Traditional banking strategies risk models are limited to finite data with ancient formulas that are unable to adapt to changing economic conditions. The inability to predict if the debt will go for collections can lead the lenders to incur a loss. When a customer falls behind in their regular repayment, the traditional approach of one product for all can lead to the customer becoming a defaulter. However, AI and machine learning are enabling banking firms to modernize their loan collection. These technologies evaluate vast data from different sources, producing reliable observations about past unidentified client data that leads to delinquency risk.

AI combined with machine learning can swiftly consolidate new data, updating analysis in real-time in ways beyond traditional banking models. For example, with an early warning system and learning to categorize customers, technology enables the banking sector to understand, classify and engage with borrowers and reduce the risk by preventing insolvency and efficiently addressing past-due accounts.

Fraud check while onboarding customers:
Customer onboarding is the initial point of contact where the customer experience is based on the first impression, in return, the bank uses this opportunity to engage the new customer. Due to the traditional banking practices like physical interaction, manual compliance checks, in-person identification checks, verifying original documents, customer onboarding results in poor customer experience and potential customer dropout.

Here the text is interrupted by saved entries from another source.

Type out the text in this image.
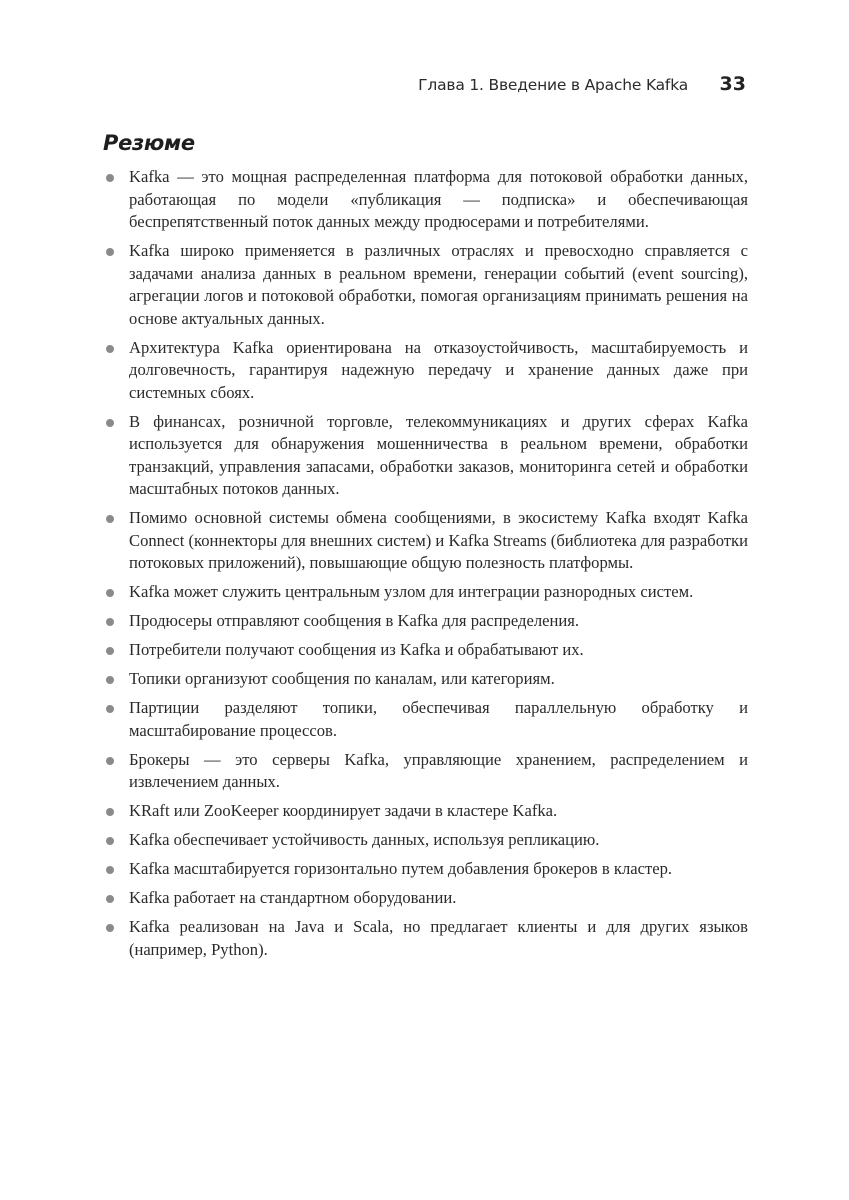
Глава 1. Введение в Apache Kafka 33
Резюме
Kafka — это мощная распределенная платформа для потоковой обработки данных, работающая по модели «публикация — подписка» и обеспечивающая беспрепятственный поток данных между продюсерами и потребителями.
Kafka широко применяется в различных отраслях и превосходно справляется с задачами анализа данных в реальном времени, генерации событий (event sourcing), агрегации логов и потоковой обработки, помогая организациям принимать решения на основе актуальных данных.
Архитектура Kafka ориентирована на отказоустойчивость, масштабируемость и долговечность, гарантируя надежную передачу и хранение данных даже при системных сбоях.
В финансах, розничной торговле, телекоммуникациях и других сферах Kafka используется для обнаружения мошенничества в реальном времени, обработки транзакций, управления запасами, обработки заказов, мониторинга сетей и обработки масштабных потоков данных.
Помимо основной системы обмена сообщениями, в экосистему Kafka входят Kafka Connect (коннекторы для внешних систем) и Kafka Streams (библиотека для разработки потоковых приложений), повышающие общую полезность платформы.
Kafka может служить центральным узлом для интеграции разнородных систем.
Продюсеры отправляют сообщения в Kafka для распределения.
Потребители получают сообщения из Kafka и обрабатывают их.
Топики организуют сообщения по каналам, или категориям.
Партиции разделяют топики, обеспечивая параллельную обработку и масштабирование процессов.
Брокеры — это серверы Kafka, управляющие хранением, распределением и извлечением данных.
KRaft или ZooKeeper координирует задачи в кластере Kafka.
Kafka обеспечивает устойчивость данных, используя репликацию.
Kafka масштабируется горизонтально путем добавления брокеров в кластер.
Kafka работает на стандартном оборудовании.
Kafka реализован на Java и Scala, но предлагает клиенты и для других языков (например, Python).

Customer onboarding comprises three essential aspects that are time, cost and compliance. To minimise the time taken, banks are opting for face matching, NLP and OCR for text extraction, as the banks can auto-fill customer information by using KYC API integration to obtain details from KYC registries or collate the details from an organization’s central Customer Information System (CIS). Innovative solutions like VCIP or Video-based Customer Identification Process could be utilised across geography enabling the banking firms to protect their interests by preventing money laundering and financial crimes.

With the adoption of technology in the banking and the financial sector, enterprises will be able to redesign their business models to cater to customer demands with customized, distinctive, and advice-focused products and making banking and financial processes easier for the customers.